A mock API server is useful during development and testing when live data is either unavailable or unreliable. While designing an API, you can use mock APIs to work concurrently on the front and back-end, as well as to gather feedback from developers. Our mock API sever guide for testing covers how you can use a mock API server so the absence of a real API doesn’t hold you back.
Often with internal projects, the API consumer (such as a front end developer through REST APIs) moves faster than the backend team building the API. This API mocking guide shows how a mock API server allows developers to consume a working API with the same interface as the eventual production API. As an added benefit, the backend team can discover where the mock API doesn’t meet the developer’s needs without spending developer time on features that may be removed or changed. This fast feedback loop can make engineering teams much more efficient.
You can also use mock APIs to emulate APIs you don’t control. For example, you can use a local mock server to fake results from a public API when you aren’t connected to the Internet.

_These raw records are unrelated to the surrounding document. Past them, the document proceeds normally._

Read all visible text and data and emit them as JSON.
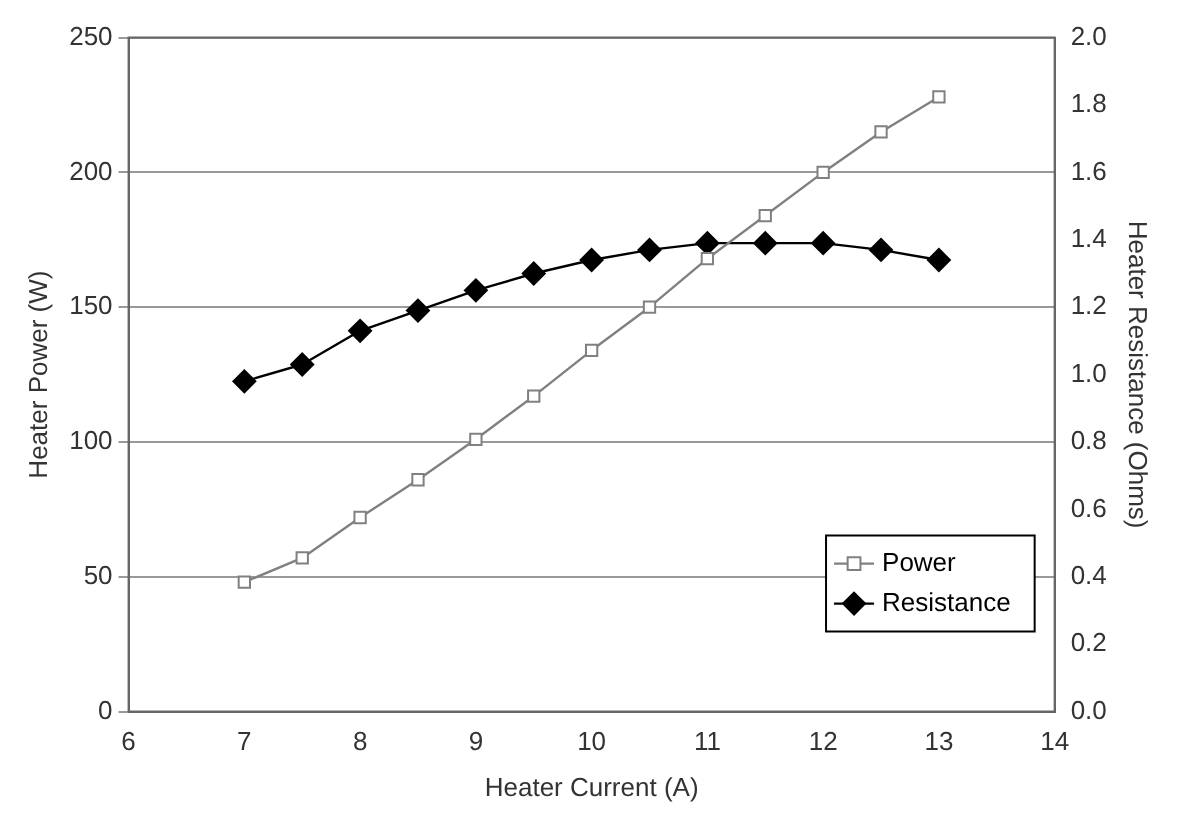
{
  "chart_data": {
    "type": "line",
    "xlabel": "Heater Current (A)",
    "ylabel": "Heater Power (W)",
    "y2label": "Heater Resistance (Ohms)",
    "x": [
      7,
      7.5,
      8,
      8.5,
      9,
      9.5,
      10,
      10.5,
      11,
      11.5,
      12,
      12.5,
      13
    ],
    "series": [
      {
        "name": "Power",
        "color": "#808080",
        "marker": "square",
        "values": [
          48,
          57,
          72,
          86,
          101,
          117,
          134,
          150,
          168,
          184,
          200,
          215,
          228
        ]
      },
      {
        "name": "Resistance",
        "color": "#000000",
        "marker": "diamond",
        "axis": "y2",
        "values": [
          0.98,
          1.03,
          1.13,
          1.19,
          1.25,
          1.3,
          1.34,
          1.37,
          1.39,
          1.39,
          1.39,
          1.37,
          1.34
        ]
      }
    ],
    "xlim": [
      6,
      14
    ],
    "xticks": [
      6,
      7,
      8,
      9,
      10,
      11,
      12,
      13,
      14
    ],
    "ylim": [
      0,
      250
    ],
    "yticks": [
      0,
      50,
      100,
      150,
      200,
      250
    ],
    "y2lim": [
      0,
      2
    ],
    "y2ticks": [
      {
        "value": 0,
        "label": "0.0"
      },
      {
        "value": 0.2,
        "label": "0.2"
      },
      {
        "value": 0.4,
        "label": "0.4"
      },
      {
        "value": 0.6,
        "label": "0.6"
      },
      {
        "value": 0.8,
        "label": "0.8"
      },
      {
        "value": 1,
        "label": "1.0"
      },
      {
        "value": 1.2,
        "label": "1.2"
      },
      {
        "value": 1.4,
        "label": "1.4"
      },
      {
        "value": 1.6,
        "label": "1.6"
      },
      {
        "value": 1.8,
        "label": "1.8"
      },
      {
        "value": 2,
        "label": "2.0"
      }
    ],
    "grid": "y",
    "legend": "bottom right",
    "line_style": "solid"
  }
}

Or, use mock data responses if live calls to an API would incur a charge from the provider.
You might also mock API calls for unit testing. When your tests run with every deploy, you may not want to wait for dozens of live calls to an external API. A mock API server or library can return anticipated results so you can unit test the rest of your code. Keep in mind, you’ll want another method for ensuring that API responses meet expectations, such as API contract testing.
Before you create a mock API, make sure you understand what type your project needs. There are advantages and drawbacks of each kind. How you use it will be determined by the needs of your project and how realistic you need to make your responses.

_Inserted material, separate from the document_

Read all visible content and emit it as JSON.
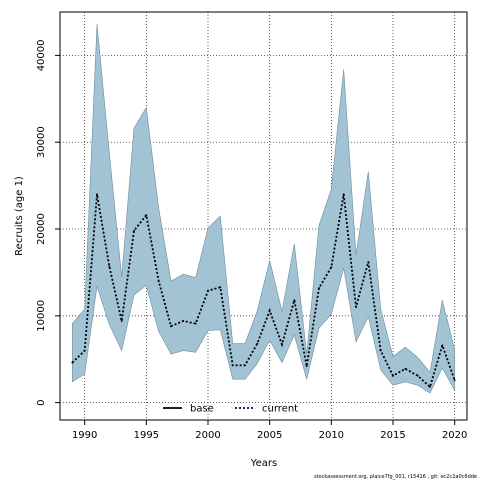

At its simplest, your mock API can use static example responses for each endpoint. You can generate these yourself, store them from an existing API response, or use a tool to provide dummy data. The drawback to a static response is that real APIs produce different data based on different input. You may not get realistic results in this case, such as missing fields in responses. In addition, some field types, such as dates, will not have realistic values over time.
In contrast, a dynamic response can make your mock API more realistic. The data can be randomly generated based on the type of field and requirements you determine. You can even allow for different results based upon input, such as including search terms in results or calculating dates from parameters.
Another distinction of your mock API will be whether it is mocking an external dependent API or your own. You likely will expect more changes to your own API, especially if it’s still in development. Make sure you have a way to keep your mock servers updated, such as generating them from an OpenAPI Specification (formerly known as Swagger Specification). We’ll discuss methods of generating data in the next section.
External APIs also change, of course. Unless you have access to their API definition, your ability to keep the mocked responses updated is limited. The best approach is likely to periodically gather live results and store them for use by your mock API.
Finally, some mock APIs are fully staged on public servers, while others are created only for your local machine. When publicly accessible, you can more easily tie them into services and tooling hosted elsewhere. However, local mock servers might be advantageous for unit tests and other situations requiring low latency or offline access.